What does become abundantly clear is that they never miss an opportunity to shake their groove thang! They also have lightning bolt halitosis, wear suits and fedoras and flip more often than the Mighty Morphin Power Rangers. One of the film’s highlights is an early fight with Starman, which looks more like a gymnastics contest than hand to hand combat! Their makeup and all over body suits are also a hoot.
By all accounts, this 75 minute feature is stitched together from 2 episodes of the TV show, and only 9 minutes of footage was cut. But, if that’s the case, why is our old friend VoiceOver Man on overtime here? He almost never shuts up with the exposition, which suggests a longer original runtime.
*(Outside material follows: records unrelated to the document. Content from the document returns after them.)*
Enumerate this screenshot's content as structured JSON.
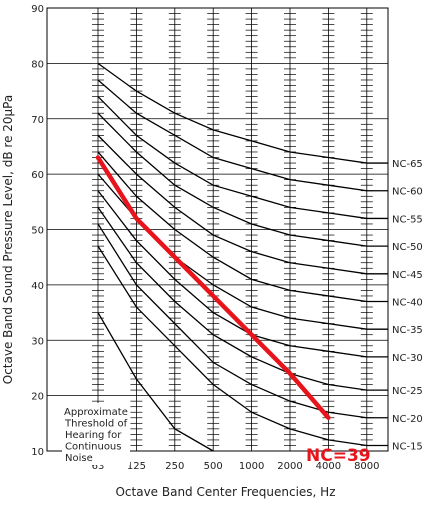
{
  "chart_data": {
    "type": "line",
    "xlabel": "Octave Band Center Frequencies, Hz",
    "ylabel": "Octave Band Sound Pressure Level, dB re 20µPa",
    "ylim": [
      10,
      90
    ],
    "yticks": [
      10,
      20,
      30,
      40,
      50,
      60,
      70,
      80,
      90
    ],
    "categories": [
      "63",
      "125",
      "250",
      "500",
      "1000",
      "2000",
      "4000",
      "8000"
    ],
    "grid": true,
    "series": [
      {
        "name": "NC-65",
        "values": [
          80,
          75,
          71,
          68,
          66,
          64,
          63,
          62
        ]
      },
      {
        "name": "NC-60",
        "values": [
          77,
          71,
          67,
          63,
          61,
          59,
          58,
          57
        ]
      },
      {
        "name": "NC-55",
        "values": [
          74,
          67,
          62,
          58,
          56,
          54,
          53,
          52
        ]
      },
      {
        "name": "NC-50",
        "values": [
          71,
          64,
          58,
          54,
          51,
          49,
          48,
          47
        ]
      },
      {
        "name": "NC-45",
        "values": [
          67,
          60,
          54,
          49,
          46,
          44,
          43,
          42
        ]
      },
      {
        "name": "NC-40",
        "values": [
          64,
          56,
          50,
          45,
          41,
          39,
          38,
          37
        ]
      },
      {
        "name": "NC-35",
        "values": [
          60,
          52,
          45,
          40,
          36,
          34,
          33,
          32
        ]
      },
      {
        "name": "NC-30",
        "values": [
          57,
          48,
          41,
          35,
          31,
          29,
          28,
          27
        ]
      },
      {
        "name": "NC-25",
        "values": [
          54,
          44,
          37,
          31,
          27,
          24,
          22,
          21
        ]
      },
      {
        "name": "NC-20",
        "values": [
          51,
          40,
          33,
          26,
          22,
          19,
          17,
          16
        ]
      },
      {
        "name": "NC-15",
        "values": [
          47,
          36,
          29,
          22,
          17,
          14,
          12,
          11
        ]
      }
    ],
    "threshold": {
      "values": [
        35,
        23,
        14,
        10
      ]
    },
    "measured": {
      "values": [
        63,
        52,
        45,
        38,
        31,
        24,
        16
      ],
      "color": "#e8141c",
      "label": "NC=39"
    },
    "annotation": [
      "Approximate",
      "Threshold of",
      "Hearing for",
      "Continuous",
      "Noise"
    ]
  }
}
Not surprisingly, there does seem to be a little bit of confusion as to which specific episodes were turned into the four mid-1960s features for U.S. release. Even the origin of the name ‘Super Giant’ is a bit of a mystery. After all, Utsui might have been a tall chap, but that’s going a bit far. There’s even a suggestion that the character was named after baseball team, the Yomiuri Giants!
If you’ve already familiar with ‘Starman’ then you know what to expect, but the deliciously evil Salamander Men raise it to a level that the other films in the series simply can’t hope to match.